From my first encounter with Airbnb I have been a fan. I’ve used the service and then extolled its virtues. I’ve been a kind of evangelist, convinced that my most hotel-obsessed friends would catch Airbnb fever if they just gave it a chance.

I’ve used Airbnb close to a dozen times in total. Until recently, it was difficult for me to perceive any potential weaknesses for guests within the service. (Hosts are a bit more vulnerable than guests, as highlighted by that particularly well-covered and quite terrible incident last year. To its credit, Airbnb introduced a $50,000 vandalism and theft guarantee in response to that event.)

I recently discovered a weakness of Airbnb for guests, which I’ll try to summarize as the uneasy pairing of a host’s limitations and a guest’s expectations.

Here’s my example. A few weeks ago I rented an Airbnb apartment in an exciting corner of a big city. There were two issues with the rental: a miscommunication around the key, which led me to the conclusion that the host only possessed a single set of keys to the flat, and a strong hint that the rental was not approved. My evidence for this latter assumption was that the house rules instructed guests not to answer the front door and to tell neighbors, if asked, that they were friends of the owner.

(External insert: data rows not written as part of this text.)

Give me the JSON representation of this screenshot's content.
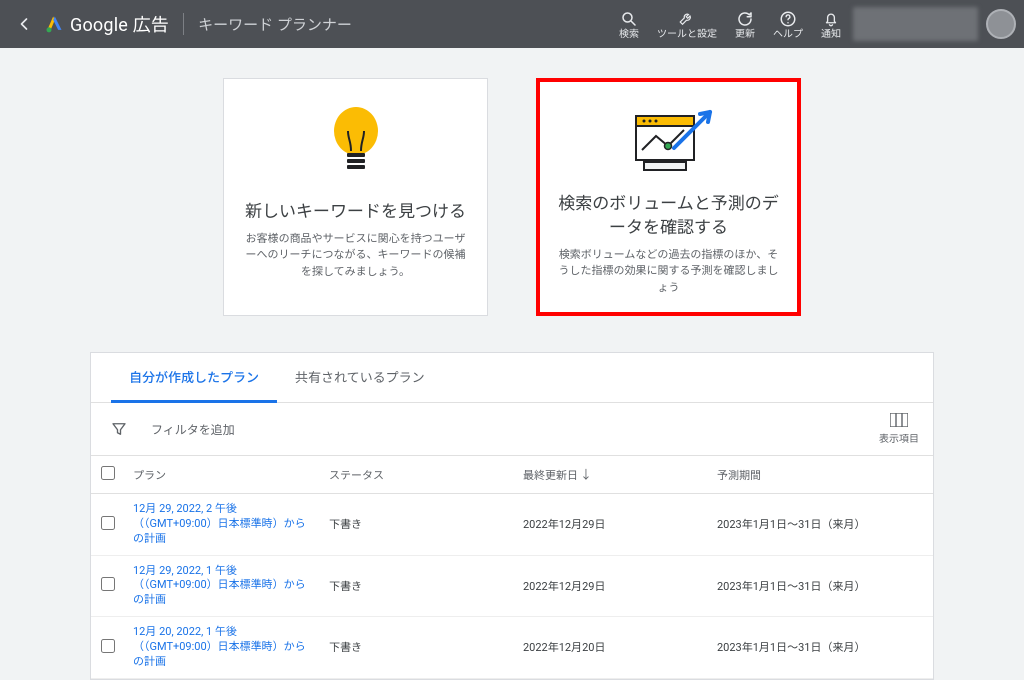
{
  "header": {
    "brand": "Google 広告",
    "page_name": "キーワード プランナー",
    "nav": {
      "search": "検索",
      "tools": "ツールと設定",
      "refresh": "更新",
      "help": "ヘルプ",
      "notif": "通知"
    }
  },
  "cards": {
    "discover": {
      "title": "新しいキーワードを見つける",
      "desc": "お客様の商品やサービスに関心を持つユーザーへのリーチにつながる、キーワードの候補を探してみましょう。"
    },
    "forecast": {
      "title": "検索のボリュームと予測のデータを確認する",
      "desc": "検索ボリュームなどの過去の指標のほか、そうした指標の効果に関する予測を確認しましょう"
    }
  },
  "plans": {
    "tabs": {
      "mine": "自分が作成したプラン",
      "shared": "共有されているプラン"
    },
    "toolbar": {
      "add_filter": "フィルタを追加",
      "columns": "表示項目"
    },
    "columns": {
      "plan": "プラン",
      "status": "ステータス",
      "updated": "最終更新日",
      "period": "予測期間"
    },
    "rows": [
      {
        "plan": "12月 29, 2022, 2 午後（（GMT+09:00）日本標準時）からの計画",
        "status": "下書き",
        "updated": "2022年12月29日",
        "period": "2023年1月1日〜31日（来月）"
      },
      {
        "plan": "12月 29, 2022, 1 午後（（GMT+09:00）日本標準時）からの計画",
        "status": "下書き",
        "updated": "2022年12月29日",
        "period": "2023年1月1日〜31日（来月）"
      },
      {
        "plan": "12月 20, 2022, 1 午後（（GMT+09:00）日本標準時）からの計画",
        "status": "下書き",
        "updated": "2022年12月20日",
        "period": "2023年1月1日〜31日（来月）"
      }
    ]
  }
}
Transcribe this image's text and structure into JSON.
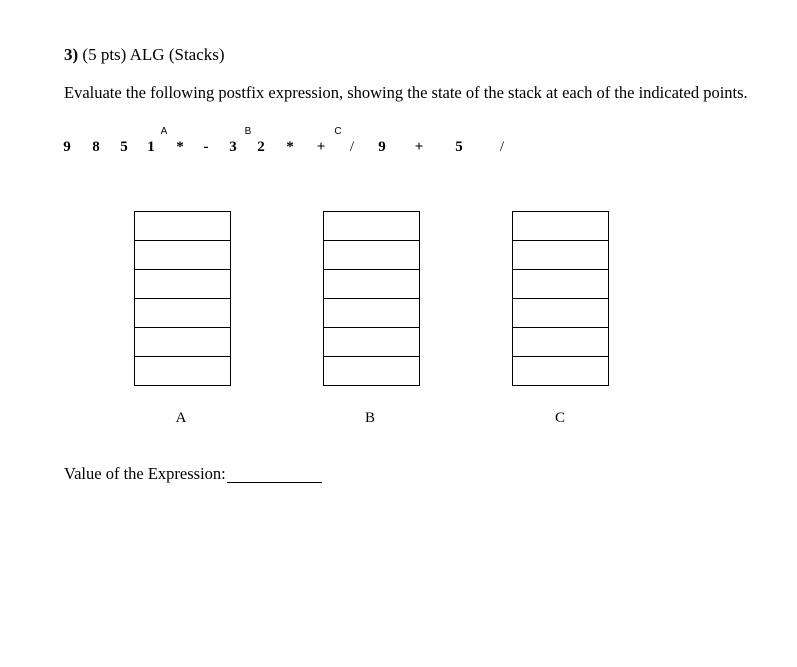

Here’s the thing, the key misunderstanding and its terrible inconvenience for my host aside. Given the choice I would never have opted to stay in a clandestine rental, and nor would I have wanted to be the sole key holder of an apartment owned by somebody I had never met. Unwanted complications almost seem to be guaranteed in such situations.

For me, the beauty of Airbnb has been the friendly, effortless simplicity of the experience, with the happy bonuses of local knowledge and invitations to coffee. But with the stress of feeling that the single set of keys in your possession is your host’s lifeline to his living space, or the worry that your very presence in your host’s building is clandestine, the experience begins to feel neither effortless nor simple.

And this is the crux of the issue. With Airbnb it’s hard to know in advance whether your needs as a guest will match up with the particularities of a host’s situation.